How dangerous is ISIS to Israel?
The Islamic State group has killed thousands of people since it declared an Islamic caliphate in June 2014, with the city of Raqqa as its de facto capital. It captured tremendous international attention by swiftly conquering large swaths of land and by releasing gruesome pictures of beheadings and other means of executions. In Israel, concern is increasing as ISIS nears Israeli borders.
Yet, several analyses of the threat ISIS poses to Israel seem to be unnecessary alarmist. ISIS is primarily successful where there is a political void. Although the offensives in Syria and Iraq showed the Islamic State’s tactical capabilities, they were directed against failed states with weakened militaries. When and where ISIS has met well organized opposition by non-state entities, such as that posed by Kurdish militias, the group’s performance has been less convincing.
The attack on an Egyptian town in the Sinai Peninsula conducted by the local ISIS branch with several hundred fighters — an item well covered in the Israeli media — is not an exception to this assessment. ISIS has shown tactical ability in employing large numbers of militiamen in an area where, for several years, the Egyptian army has encountered problems in enforcing state sovereignty.
Nevertheless, the Egyptian army eventually succeeded in repelling the attack and in killing hundreds of attackers. A determined Egyptian regime put up a good fight against the terrorists in Sinai. Despite the fact that the Egyptian army is not well-trained in scenarios posed by groups like ISIS, and despite the army’s preoccupation with the delta region ( the threat in Sinai is considered peripheral), the Egyptian army is still likely to be successful in containing the ISIS challenge.

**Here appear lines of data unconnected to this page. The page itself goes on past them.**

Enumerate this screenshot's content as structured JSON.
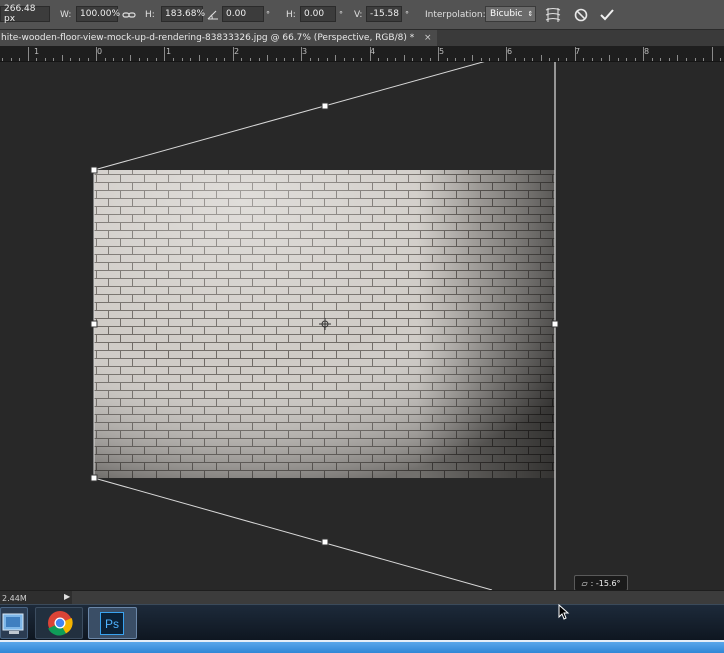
{
  "options_bar": {
    "x_value": "266.48 px",
    "w_label": "W:",
    "w_value": "100.00%",
    "h_label": "H:",
    "h_value": "183.68%",
    "rotate_value": "0.00",
    "degree_symbol": "°",
    "skew_h_label": "H:",
    "skew_h_value": "0.00",
    "skew_v_label": "V:",
    "skew_v_value": "-15.58",
    "interpolation_label": "Interpolation:",
    "interpolation_value": "Bicubic"
  },
  "document_tab": {
    "title": "hite-wooden-floor-view-mock-up-d-rendering-83833326.jpg @ 66.7% (Perspective, RGB/8) *",
    "close": "×"
  },
  "ruler": {
    "labels": [
      "1",
      "0",
      "1",
      "2",
      "3",
      "4",
      "5",
      "6",
      "7",
      "8"
    ]
  },
  "status_bar": {
    "doc_size": "2.44M",
    "arrow": "▶"
  },
  "angle_tooltip": {
    "text": ": -15.6°"
  },
  "taskbar": {
    "ps_label": "Ps"
  },
  "colors": {
    "panel": "#535353",
    "canvas_bg": "#282828",
    "guide": "#d8d8d8"
  }
}
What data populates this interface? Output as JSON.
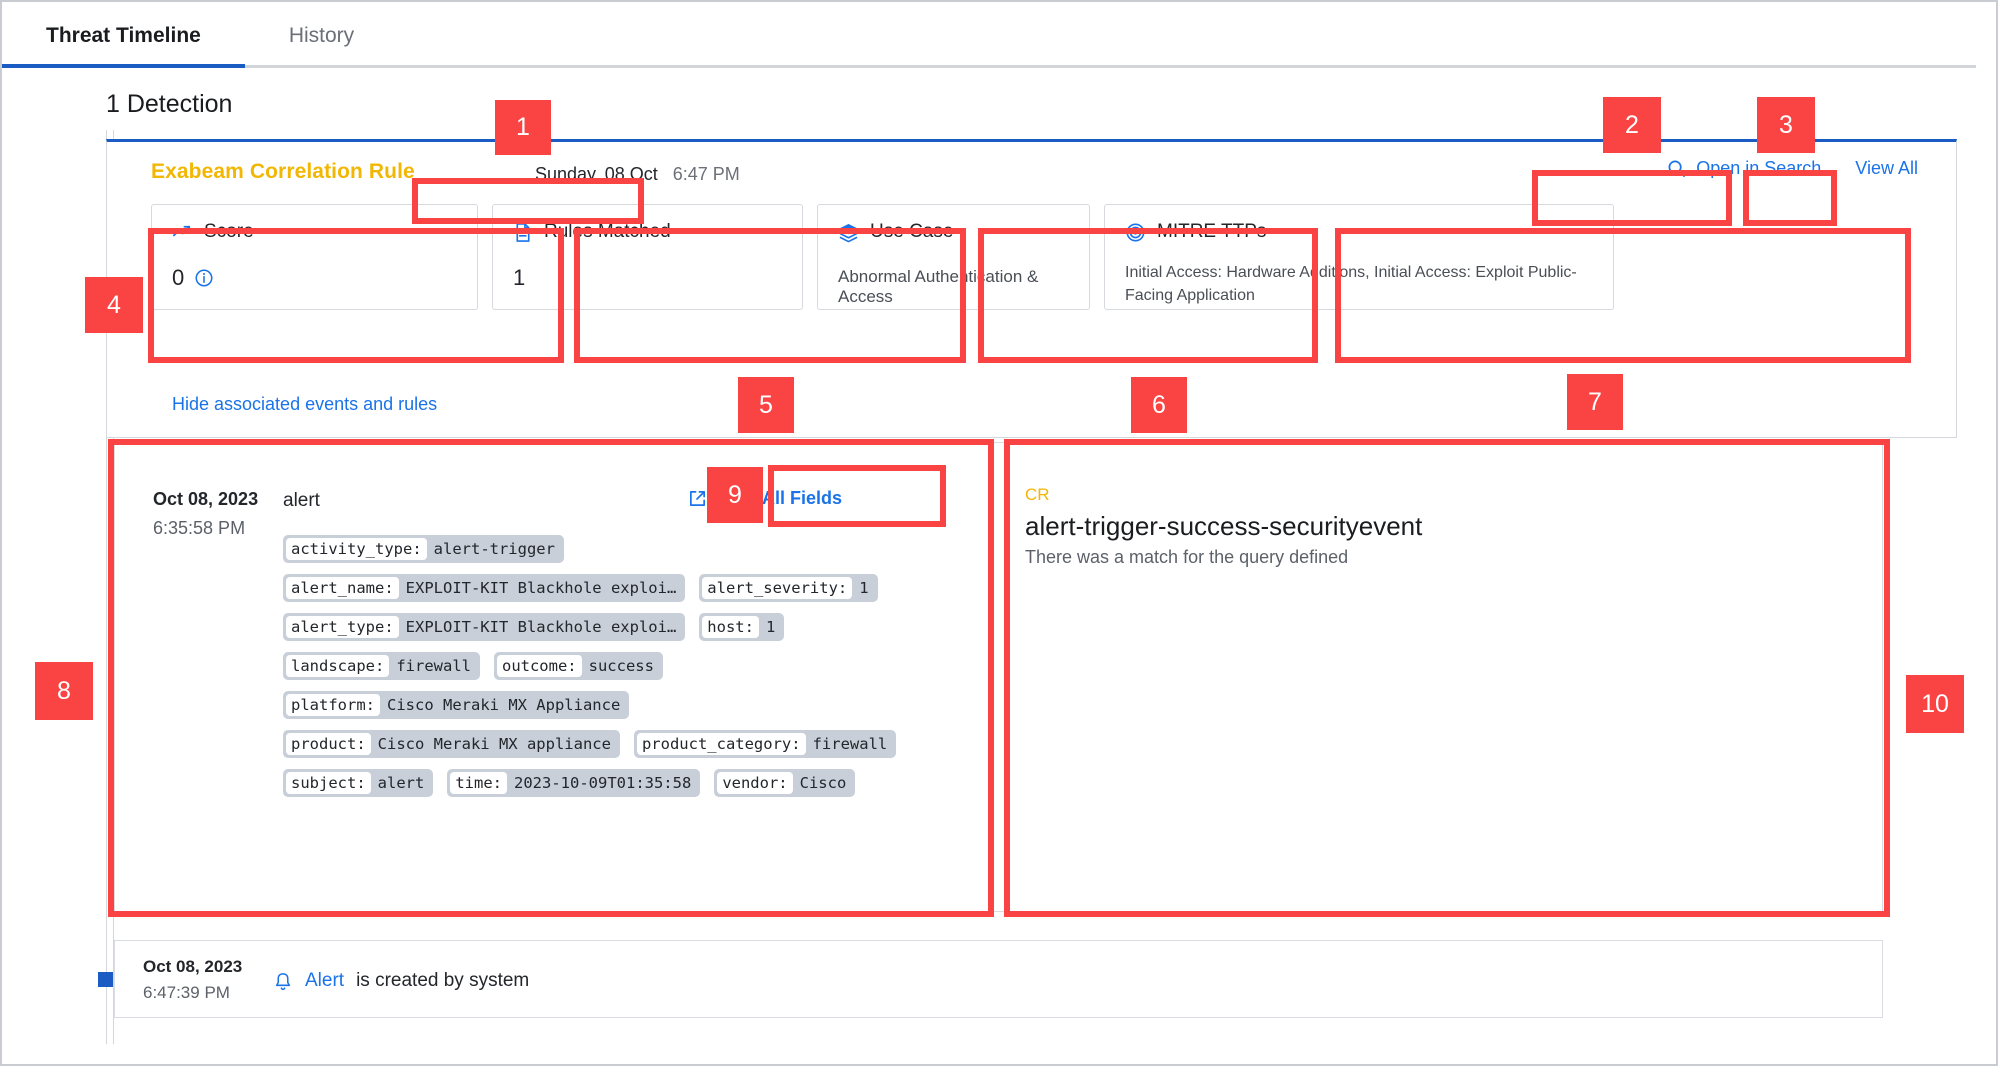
{
  "tabs": [
    {
      "label": "Threat Timeline",
      "active": true
    },
    {
      "label": "History",
      "active": false
    }
  ],
  "detection_count_label": "1 Detection",
  "detection": {
    "rule_title": "Exabeam Correlation Rule",
    "timestamp_date": "Sunday, 08 Oct",
    "timestamp_time": "6:47 PM",
    "actions": {
      "open_in_search": "Open in Search",
      "view_all": "View All"
    },
    "cards": [
      {
        "icon": "trending-up-icon",
        "title": "Score",
        "value": "0",
        "has_info": true
      },
      {
        "icon": "document-icon",
        "title": "Rules Matched",
        "value": "1",
        "has_info": false
      },
      {
        "icon": "layers-icon",
        "title": "Use Case",
        "value": "Abnormal Authentication & Access",
        "has_info": false
      },
      {
        "icon": "target-icon",
        "title": "MITRE TTPs",
        "value": "Initial Access: Hardware Additions, Initial Access: Exploit Public-Facing Application",
        "has_info": false
      }
    ],
    "toggle_link": "Hide associated events and rules"
  },
  "event": {
    "date": "Oct 08, 2023",
    "time": "6:35:58 PM",
    "name": "alert",
    "view_all_fields": "View All Fields",
    "fields": [
      {
        "key": "activity_type:",
        "value": "alert-trigger"
      },
      {
        "key": "alert_name:",
        "value": "EXPLOIT-KIT Blackhole exploi…"
      },
      {
        "key": "alert_severity:",
        "value": "1"
      },
      {
        "key": "alert_type:",
        "value": "EXPLOIT-KIT Blackhole exploi…"
      },
      {
        "key": "host:",
        "value": "1"
      },
      {
        "key": "landscape:",
        "value": "firewall"
      },
      {
        "key": "outcome:",
        "value": "success"
      },
      {
        "key": "platform:",
        "value": "Cisco Meraki MX Appliance"
      },
      {
        "key": "product:",
        "value": "Cisco Meraki MX appliance"
      },
      {
        "key": "product_category:",
        "value": "firewall"
      },
      {
        "key": "subject:",
        "value": "alert"
      },
      {
        "key": "time:",
        "value": "2023-10-09T01:35:58"
      },
      {
        "key": "vendor:",
        "value": "Cisco"
      }
    ]
  },
  "rule_panel": {
    "badge": "CR",
    "name": "alert-trigger-success-securityevent",
    "description": "There was a match for the query defined"
  },
  "alert_row": {
    "date": "Oct 08, 2023",
    "time": "6:47:39 PM",
    "link_text": "Alert",
    "message": "is created by system"
  },
  "annotations": [
    {
      "num": "1"
    },
    {
      "num": "2"
    },
    {
      "num": "3"
    },
    {
      "num": "4"
    },
    {
      "num": "5"
    },
    {
      "num": "6"
    },
    {
      "num": "7"
    },
    {
      "num": "8"
    },
    {
      "num": "9"
    },
    {
      "num": "10"
    }
  ],
  "colors": {
    "accent_blue": "#1a73e8",
    "tab_active": "#1b5cc4",
    "rule_gold": "#f2b705",
    "annotation_red": "#fa4444",
    "chip_bg": "#c8cfd8"
  }
}
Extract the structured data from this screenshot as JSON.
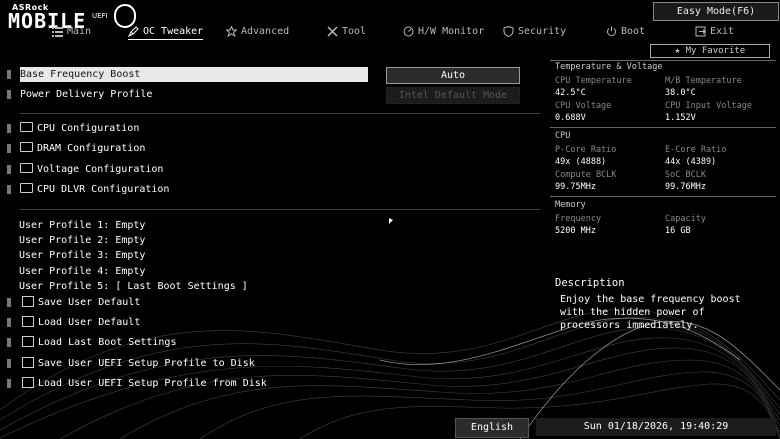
{
  "brand": {
    "maker": "ASRock",
    "motto": "MOBILE",
    "uefi": "UEFI"
  },
  "easy_mode": "Easy Mode(F6)",
  "my_favorite": "My Favorite",
  "tabs": [
    {
      "label": "Main",
      "icon": "list-icon"
    },
    {
      "label": "OC Tweaker",
      "icon": "rocket-icon"
    },
    {
      "label": "Advanced",
      "icon": "star-icon"
    },
    {
      "label": "Tool",
      "icon": "tools-icon"
    },
    {
      "label": "H/W Monitor",
      "icon": "monitor-icon"
    },
    {
      "label": "Security",
      "icon": "shield-icon"
    },
    {
      "label": "Boot",
      "icon": "power-icon"
    },
    {
      "label": "Exit",
      "icon": "exit-icon"
    }
  ],
  "settings": {
    "base_frequency_boost": {
      "label": "Base Frequency Boost",
      "value": "Auto"
    },
    "power_delivery_profile": {
      "label": "Power Delivery Profile",
      "value": "Intel Default Mode"
    }
  },
  "submenus": [
    "CPU Configuration",
    "DRAM Configuration",
    "Voltage Configuration",
    "CPU DLVR Configuration"
  ],
  "profiles": [
    "User Profile 1: Empty",
    "User Profile 2: Empty",
    "User Profile 3: Empty",
    "User Profile 4: Empty",
    "User Profile 5: [ Last Boot Settings ]"
  ],
  "actions": [
    "Save User Default",
    "Load User Default",
    "Load Last Boot Settings",
    "Save User UEFI Setup Profile to Disk",
    "Load User UEFI Setup Profile from Disk"
  ],
  "monitor": {
    "section_title": "Temperature & Voltage",
    "cpu_temp_label": "CPU Temperature",
    "cpu_temp": "42.5°C",
    "mb_temp_label": "M/B Temperature",
    "mb_temp": "38.0°C",
    "cpu_voltage_label": "CPU Voltage",
    "cpu_voltage": "0.688V",
    "cpu_input_voltage_label": "CPU Input Voltage",
    "cpu_input_voltage": "1.152V",
    "cpu_title": "CPU",
    "pcore_label": "P-Core Ratio",
    "pcore": "49x (4888)",
    "ecore_label": "E-Core Ratio",
    "ecore": "44x (4389)",
    "compute_bclk_label": "Compute BCLK",
    "compute_bclk": "99.75MHz",
    "soc_bclk_label": "SoC BCLK",
    "soc_bclk": "99.76MHz",
    "memory_title": "Memory",
    "freq_label": "Frequency",
    "freq": "5200 MHz",
    "capacity_label": "Capacity",
    "capacity": "16 GB"
  },
  "description": {
    "title": "Description",
    "text": "Enjoy the base frequency boost with the hidden power of processors immediately."
  },
  "footer": {
    "language": "English",
    "datetime": "Sun 01/18/2026, 19:40:29"
  }
}
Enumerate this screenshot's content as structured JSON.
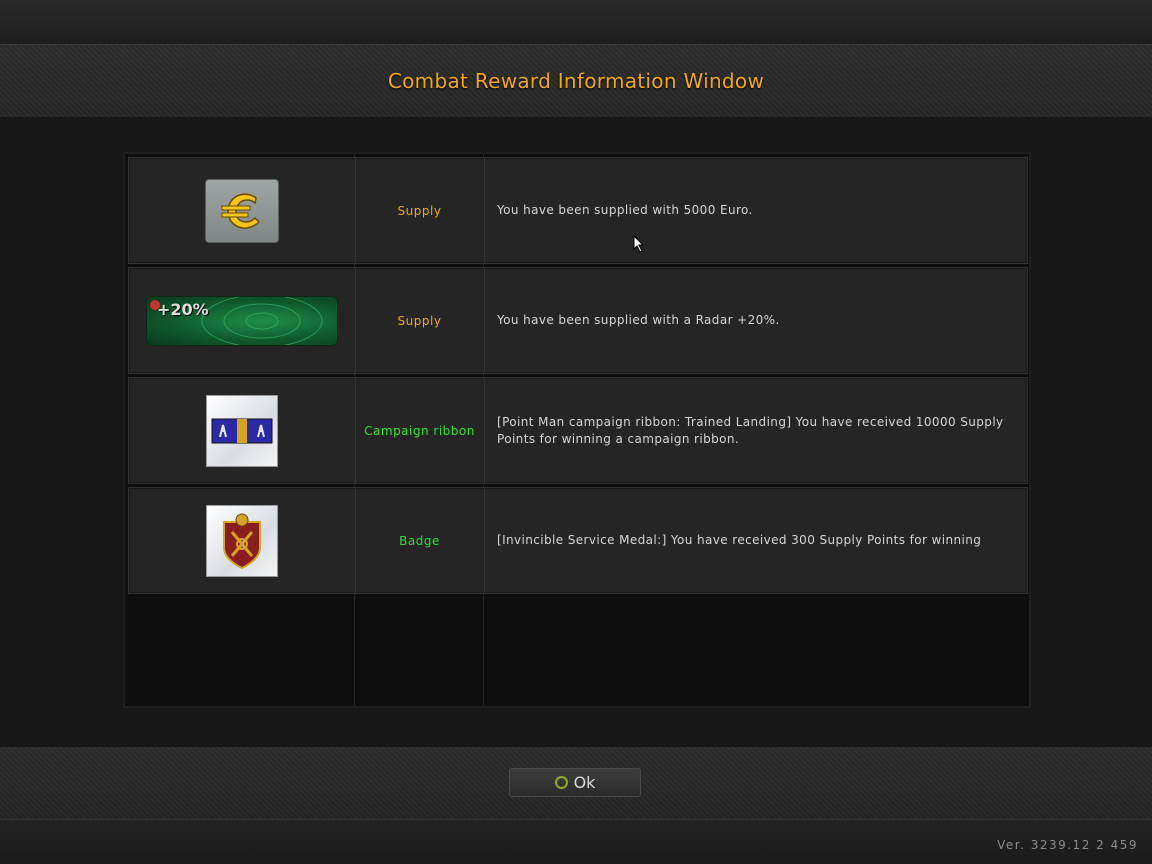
{
  "window": {
    "title": "Combat Reward Information Window"
  },
  "rewards": [
    {
      "icon": "euro-icon",
      "category": "Supply",
      "category_color": "#f2a817",
      "description": "You have been supplied with 5000 Euro."
    },
    {
      "icon": "radar-icon",
      "icon_text": "+20%",
      "category": "Supply",
      "category_color": "#f2a817",
      "description": "You have been supplied with a Radar +20%."
    },
    {
      "icon": "campaign-ribbon-icon",
      "category": "Campaign ribbon",
      "category_color": "#35e035",
      "description": "[Point Man campaign ribbon: Trained Landing] You have received 10000 Supply Points for winning a campaign ribbon."
    },
    {
      "icon": "badge-icon",
      "category": "Badge",
      "category_color": "#35e035",
      "description": "[Invincible Service Medal:] You have received 300 Supply Points for winning"
    }
  ],
  "footer": {
    "ok_label": "Ok",
    "version": "Ver. 3239.12 2 459"
  },
  "colors": {
    "accent_yellow": "#f2a817",
    "accent_green": "#35e035"
  }
}
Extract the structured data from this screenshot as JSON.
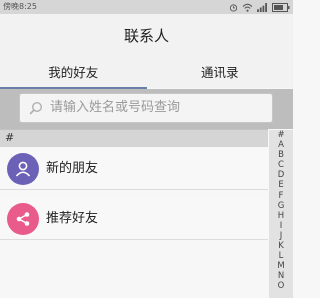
{
  "status_bar": {
    "time": "傍晚8:25",
    "icons": [
      "alarm-icon",
      "wifi-icon",
      "signal-icon",
      "battery-icon"
    ]
  },
  "header": {
    "title": "联系人"
  },
  "tabs": [
    {
      "label": "我的好友",
      "active": true
    },
    {
      "label": "通讯录",
      "active": false
    }
  ],
  "search": {
    "placeholder": "请输入姓名或号码查询"
  },
  "section": {
    "label": "#"
  },
  "list": [
    {
      "label": "新的朋友",
      "avatar_color": "#6b62b8",
      "icon": "person-icon"
    },
    {
      "label": "推荐好友",
      "avatar_color": "#e85b8a",
      "icon": "share-icon"
    }
  ],
  "index_bar": [
    "#",
    "A",
    "B",
    "C",
    "D",
    "E",
    "F",
    "G",
    "H",
    "I",
    "J",
    "K",
    "L",
    "M",
    "N",
    "O"
  ]
}
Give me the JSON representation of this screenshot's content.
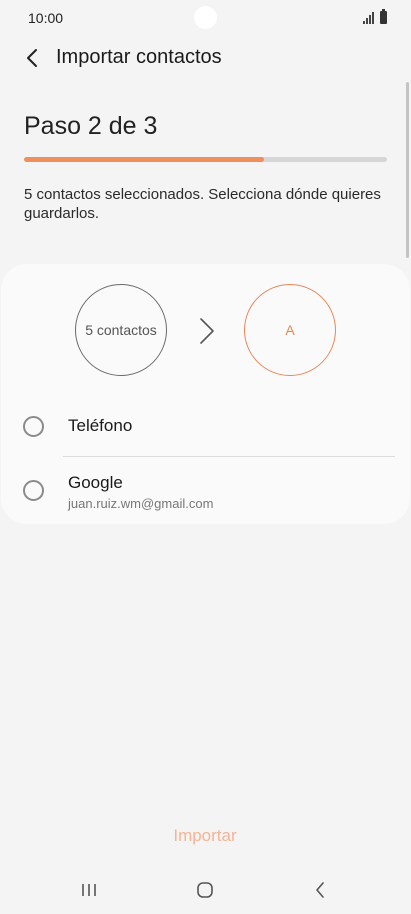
{
  "status_bar": {
    "time": "10:00",
    "icons": [
      "signal-icon",
      "battery-icon"
    ]
  },
  "app_bar": {
    "back_icon": "chevron-left-icon",
    "title": "Importar contactos"
  },
  "step": {
    "title": "Paso 2 de 3",
    "progress_percent": 66
  },
  "description": "5 contactos seleccionados. Selecciona dónde quieres guardarlos.",
  "transfer": {
    "source_label": "5 contactos",
    "target_label": "A",
    "arrow_icon": "chevron-right-icon"
  },
  "options": [
    {
      "label": "Teléfono",
      "sublabel": ""
    },
    {
      "label": "Google",
      "sublabel": "juan.ruiz.wm@gmail.com"
    }
  ],
  "actions": {
    "import_label": "Importar"
  },
  "nav_bar": {
    "icons": [
      "recents-icon",
      "home-icon",
      "back-icon"
    ]
  },
  "colors": {
    "accent": "#f08e5e",
    "accent_disabled": "#f3b498",
    "background": "#f4f4f4",
    "card": "#fafafa"
  }
}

The difference between a real army and the forces in Syria and Iraq that ISIS has encountered should be recognized. Generally, non-state actors are less dangerous than states. Only states can develop nuclear weapons. Non-state actors usually do not possess airplanes, heavy artillery and tanks that can cause great damage. Since they are Iranian proxies, Hezbollah and Hamas are not an exception to this rule because they have been endowed with destructive capabilities, such as missiles, by a state. Moreover, they have secured almost exclusive control over a piece of territory.